Mr Rubio - a Florida lawmaker and son of immigrants from Cuba who is equally at ease discussing foreign policy, deficit reduction, his family's compelling narrative or hip-hop music - joins two other Republican first-term senators who are already running: Ted Cruz of Texas, who like Rubio is Cuban-American, and libertarian-leaning Rand Paul from Kentucky.

While Mrs Clinton has few serious challengers from within her party - Vice President Joe Biden and former Maryland governor Martin O'Malley have expressed interest but little else - several more Republicans are considering jumping into the fray, including Wisconsin Governor Scott Walker and former Texas governor Rick Perry.

Should Mr Bush, the son and brother of two former presidents, enter the race as expected, his duel against fellow Floridian Rubio could be one of the more compelling narratives of the 2016 campaign

CLOSING THE GENERATION GAP

Mr Rubio, who often casts his personal arc as the embodiment of the "American Dream", wants to take voters beyond the dynastic Bush-Clinton dynamic that has ruled US politics for much of the last quarter century.

He and his team have telegraphed some of Mr Rubio's themes for the Monday night event in Miami, notably that he is the candidate for a "new American century."

Youthful, charismatic, and articulate on several issues, Mr Rubio hopes to transcend the Republican Party's reputation for difficulty in connecting with young, Hispanic or African-American voters.

Mr Rubio, who is hawkish on foreign policy, is a Tea Party favourite with potential to draw conservative votes.

But he angered core conservatives two years ago when he helped craft a historic immigration reform bill that would have provided pathways to citizenship for millions of undocumented workers, a plan he has subsequently backed away from.

HILLARY HITS THE ROAD

Former secretary of state Clinton meanwhile ended years of speculation on Sunday when she finally announced what everyone already knew: her intention to join the race to succeed Barack Obama in the White House and give Democrats a third straight presidential term for the first time in more than half a century.

Mrs Clinton hit the campaign trail Sunday, striking a note of soft humility with her pledge to champion "everyday Americans" - a departure from her hard-as-nails approach in 2008, when she lost her party's nomination to Obama.

Crowding into a minivan, she drove from her New York headquarters toward the crucial midwestern state of Iowa, where she will hold small roundtables with middle-class voters, students and local and state officials beginning Tuesday.

A few hours into the surprise 1,600km journey, the 67-year-old former senator and onetime first lady tweeted a picture of herself meeting a family at a Pennsylvania gas station.

"This was her idea and she has been really excited about it. We've been driving for a good part of today," close Clinton aide Huma Abedin said on a conference call from the road late Sunday.

Mrs Clinton's first major rally and the speech that kicks off her campaign is not expected until May.

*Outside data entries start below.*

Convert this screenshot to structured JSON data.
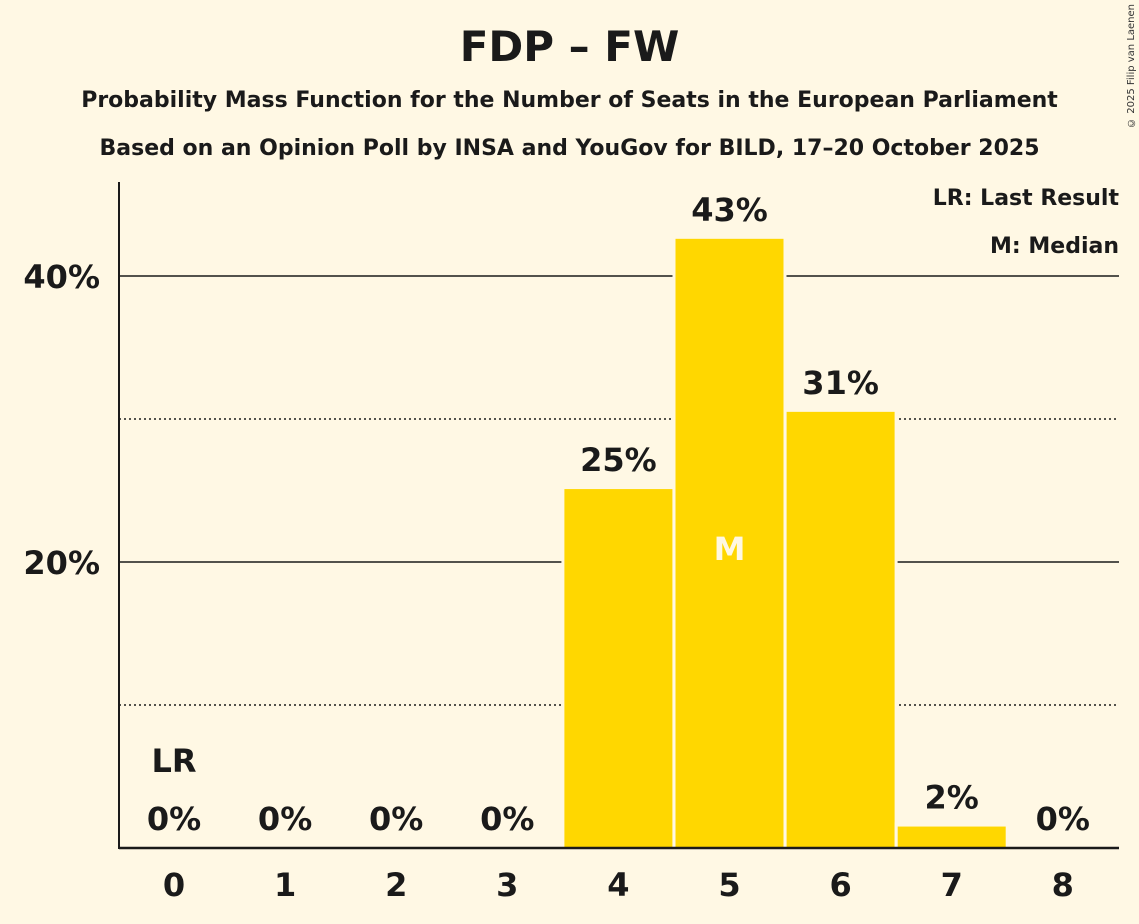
{
  "header": {
    "title": "FDP – FW",
    "subtitle1": "Probability Mass Function for the Number of Seats in the European Parliament",
    "subtitle2": "Based on an Opinion Poll by INSA and YouGov for BILD, 17–20 October 2025",
    "copyright": "© 2025 Filip van Laenen"
  },
  "legend": {
    "lr": "LR: Last Result",
    "m": "M: Median"
  },
  "colors": {
    "bar": "#FFD700",
    "background": "#FFF8E4",
    "text": "#1a1a1a"
  },
  "chart_data": {
    "type": "bar",
    "title": "FDP – FW",
    "xlabel": "",
    "ylabel": "",
    "categories": [
      "0",
      "1",
      "2",
      "3",
      "4",
      "5",
      "6",
      "7",
      "8"
    ],
    "values": [
      0,
      0,
      0,
      0,
      25.1,
      42.6,
      30.5,
      1.5,
      0
    ],
    "data_labels": [
      "0%",
      "0%",
      "0%",
      "0%",
      "25%",
      "43%",
      "31%",
      "2%",
      "0%"
    ],
    "ylim": [
      0,
      46
    ],
    "yticks": [
      20,
      40
    ],
    "ytick_labels": [
      "20%",
      "40%"
    ],
    "minor_gridlines": [
      10,
      30
    ],
    "last_result_index": 0,
    "last_result_label": "LR",
    "median_index": 5,
    "median_label": "M",
    "legend_position": "top-right",
    "grid": true
  }
}
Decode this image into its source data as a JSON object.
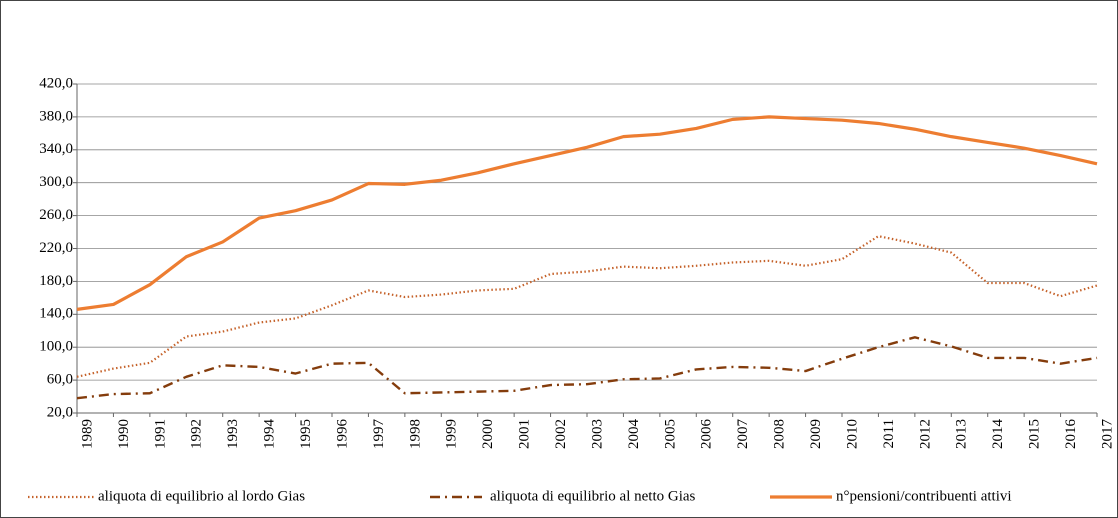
{
  "chart_data": {
    "type": "line",
    "categories": [
      "1989",
      "1990",
      "1991",
      "1992",
      "1993",
      "1994",
      "1995",
      "1996",
      "1997",
      "1998",
      "1999",
      "2000",
      "2001",
      "2002",
      "2003",
      "2004",
      "2005",
      "2006",
      "2007",
      "2008",
      "2009",
      "2010",
      "2011",
      "2012",
      "2013",
      "2014",
      "2015",
      "2016",
      "2017"
    ],
    "series": [
      {
        "name": "aliquota di equilibrio al lordo Gias",
        "color": "#c5622a",
        "style": "dotted",
        "values": [
          64,
          74,
          81,
          113,
          119,
          130,
          135,
          151,
          169,
          161,
          164,
          169,
          171,
          189,
          192,
          198,
          196,
          199,
          203,
          205,
          199,
          207,
          235,
          226,
          215,
          178,
          178,
          162,
          175
        ]
      },
      {
        "name": "aliquota di equilibrio al netto Gias",
        "color": "#843c0c",
        "style": "dashdot",
        "values": [
          38,
          43,
          44,
          64,
          78,
          76,
          68,
          80,
          81,
          44,
          45,
          46,
          47,
          54,
          55,
          61,
          62,
          73,
          76,
          75,
          71,
          86,
          100,
          112,
          101,
          87,
          87,
          80,
          87
        ]
      },
      {
        "name": "n°pensioni/contribuenti attivi",
        "color": "#ed7d31",
        "style": "solid",
        "values": [
          146,
          152,
          176,
          210,
          228,
          257,
          266,
          279,
          299,
          298,
          303,
          312,
          323,
          333,
          343,
          356,
          359,
          366,
          377,
          380,
          378,
          376,
          372,
          365,
          356,
          349,
          342,
          333,
          323
        ]
      }
    ],
    "ylim": [
      20,
      420
    ],
    "yticks": [
      {
        "value": 20,
        "label": "20,0"
      },
      {
        "value": 60,
        "label": "60,0"
      },
      {
        "value": 100,
        "label": "100,0"
      },
      {
        "value": 140,
        "label": "140,0"
      },
      {
        "value": 180,
        "label": "180,0"
      },
      {
        "value": 220,
        "label": "220,0"
      },
      {
        "value": 260,
        "label": "260,0"
      },
      {
        "value": 300,
        "label": "300,0"
      },
      {
        "value": 340,
        "label": "340,0"
      },
      {
        "value": 380,
        "label": "380,0"
      },
      {
        "value": 420,
        "label": "420,0"
      }
    ],
    "grid": true,
    "legend": "bottom"
  }
}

"We can't take anything for granted," added Mrs Clinton campaign manager Robby Mook.

"We'll have to fight really hard for every single vote, and that obviously starts in the primaries."

While Mrs Clinton aims to break what she calls the final "glass ceiling" and become the nation's first female commander-in-chief, her Republican rivals want to reverse course from what will be eight years of Obama policies they say have made America weaker and economically stagnant.